Profilo: una cantina digitale, un pubblico ancora poco trattenuto
Marco Carpineti ottiene 50 su 100 nel DCI e rientra nella banda Basso. Nel campione di 33 aziende osservate occupa la 24ª posizione, con una distanza di -14,4 punti dalla media del settore, che si colloca a 64,5, e di -23,4 punti dal capofila Donnafugata, a 73,5. Il punteggio nasce da un profilo sbilanciato: l’esperienza digitale vale 72 su 100, mentre marketing, social media e analytics si fermano rispettivamente a 44, 41 e 43 su 100. La qualità del sito sostiene il risultato; la capacità di trasformare quella qualità in acquisizione, relazione misurabile e sviluppo commerciale definisce lo spazio di recupero.
Marco Carpineti contro Donnafugata
Il sito riceve 5.261 visite mensili, tutte dall’Italia, e ogni sessione produce 1,3 pagine viste. La permanenza media è di 14 secondi, mentre il bounce rate raggiunge il 79,8%: il pubblico arriva, ma percorre poco il contenuto disponibile. Il dato è coerente con una presenza che comunica bene il prodotto e il territorio attraverso i contenuti, ma che deve rendere più immediato il passaggio dalla scoperta alla navigazione. La provenienza interamente italiana rende il sito un presidio digitale concentrato sul mercato domestico, senza dispersione geografica nel dato osservato.

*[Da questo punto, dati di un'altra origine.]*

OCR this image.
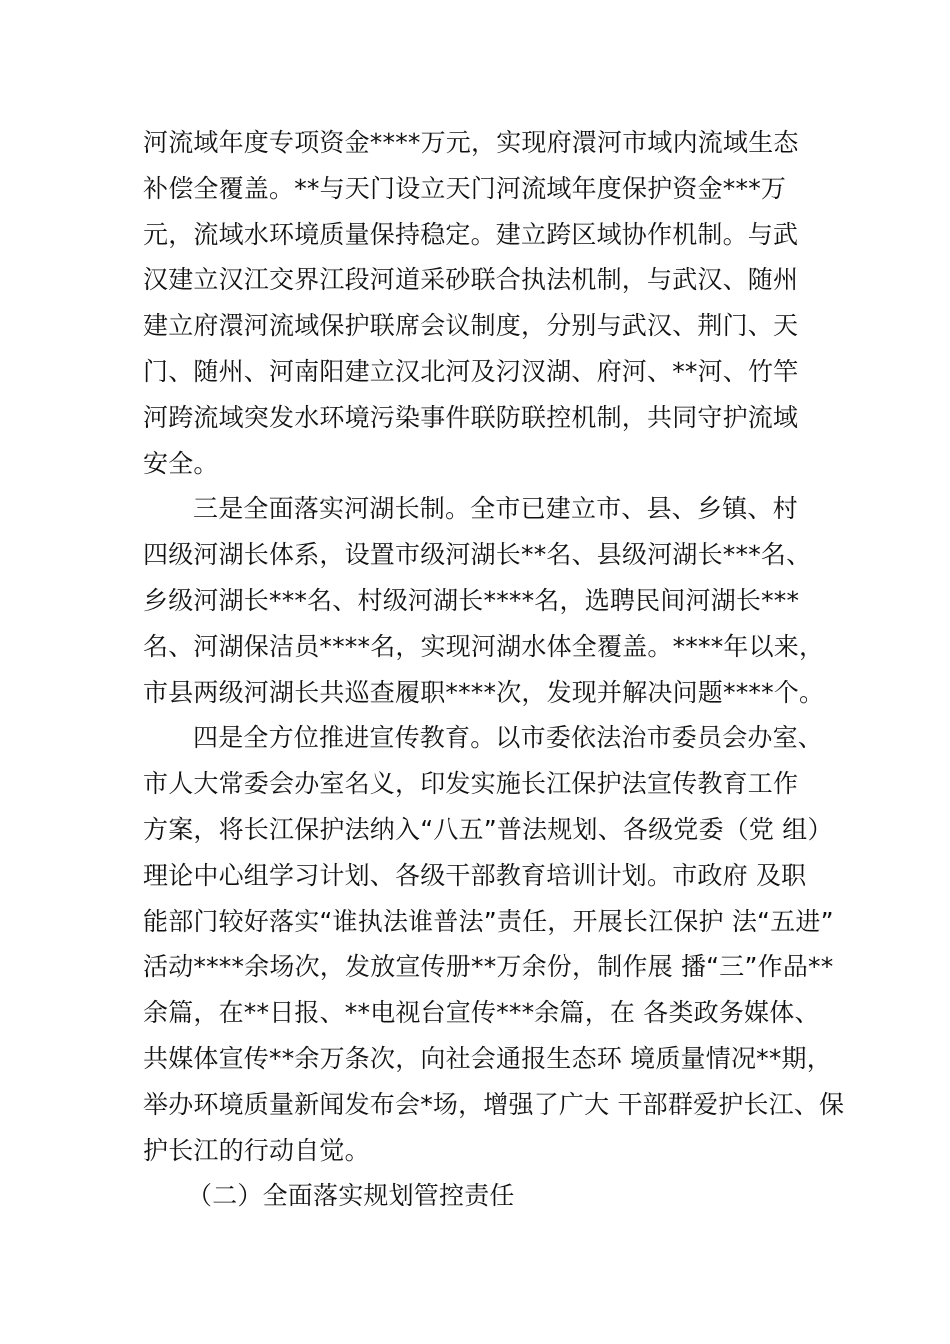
河流域年度专项资金****万元，实现府澴河市域内流域生态
补偿全覆盖。**与天门设立天门河流域年度保护资金***万
元，流域水环境质量保持稳定。建立跨区域协作机制。与武
汉建立汉江交界江段河道采砂联合执法机制，与武汉、随州
建立府澴河流域保护联席会议制度，分别与武汉、荆门、天
门、随州、河南阳建立汉北河及汈汊湖、府河、**河、竹竿
河跨流域突发水环境污染事件联防联控机制，共同守护流域
安全。
三是全面落实河湖长制。全市已建立市、县、乡镇、村
四级河湖长体系，设置市级河湖长**名、县级河湖长***名、
乡级河湖长***名、村级河湖长****名，选聘民间河湖长***
名、河湖保洁员****名，实现河湖水体全覆盖。****年以来，
市县两级河湖长共巡查履职****次，发现并解决问题****个。
四是全方位推进宣传教育。以市委依法治市委员会办室、
市人大常委会办室名义，印发实施长江保护法宣传教育工作
方案，将长江保护法纳入“八五”普法规划、各级党委（党 组）
理论中心组学习计划、各级干部教育培训计划。市政府 及职
能部门较好落实“谁执法谁普法”责任，开展长江保护 法“五进”
活动****余场次，发放宣传册**万余份，制作展 播“三”作品**
余篇，在**日报、**电视台宣传***余篇，在 各类政务媒体、
共媒体宣传**余万条次，向社会通报生态环 境质量情况**期，
举办环境质量新闻发布会*场，增强了广大 干部群爱护长江、保
护长江的行动自觉。
（二）全面落实规划管控责任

Da dove arriva il pubblico del sito
Il profilo complessivo descrive un’azienda che ha già costruito una qualità superiore alla media osservata nell’esperienza e deve ancora allineare a quella base il percorso di acquisizione e misurazione. La 5ª posizione nell’esperienza segnala una qualità del sito ben collocata fra le aziende osservate; marketing e social media restano sotto il profilo medio del settore. La qualità di una singola dimensione non basta quando le altre componenti non accompagnano il percorso digitale.
Dato inatteso: Marco Carpineti opera come impresa individuale e dichiara la coltivazione di uva: il sito deve quindi svolgere insieme il ruolo di racconto del prodotto e di relazione commerciale. Questa identità rende centrale la coerenza fra ciò che l’azienda presenta online e il percorso che conduce alla scelta, senza separare contenuto e funzione.
Experience: 2,3 secondi su mobile, il desktop supera i Core Web Vitals
L’esperienza digitale di Marco Carpineti è la dimensione più avanzata, con 72 su 100 nell’esperienza digitale e la 5ª posizione fra le 33 aziende osservate, sopra la media del settore. Il sito registra 77 su 100 nella performance desktop e 67 su 100 su mobile; sul mobile accessibilità, best practice e SEO valgono rispettivamente 83, 96 e 92 su 100. Il tempo di apertura su mobile è di 2,3 secondi: il margine tecnico va quindi letto separatamente dalla qualità del percorso desktop.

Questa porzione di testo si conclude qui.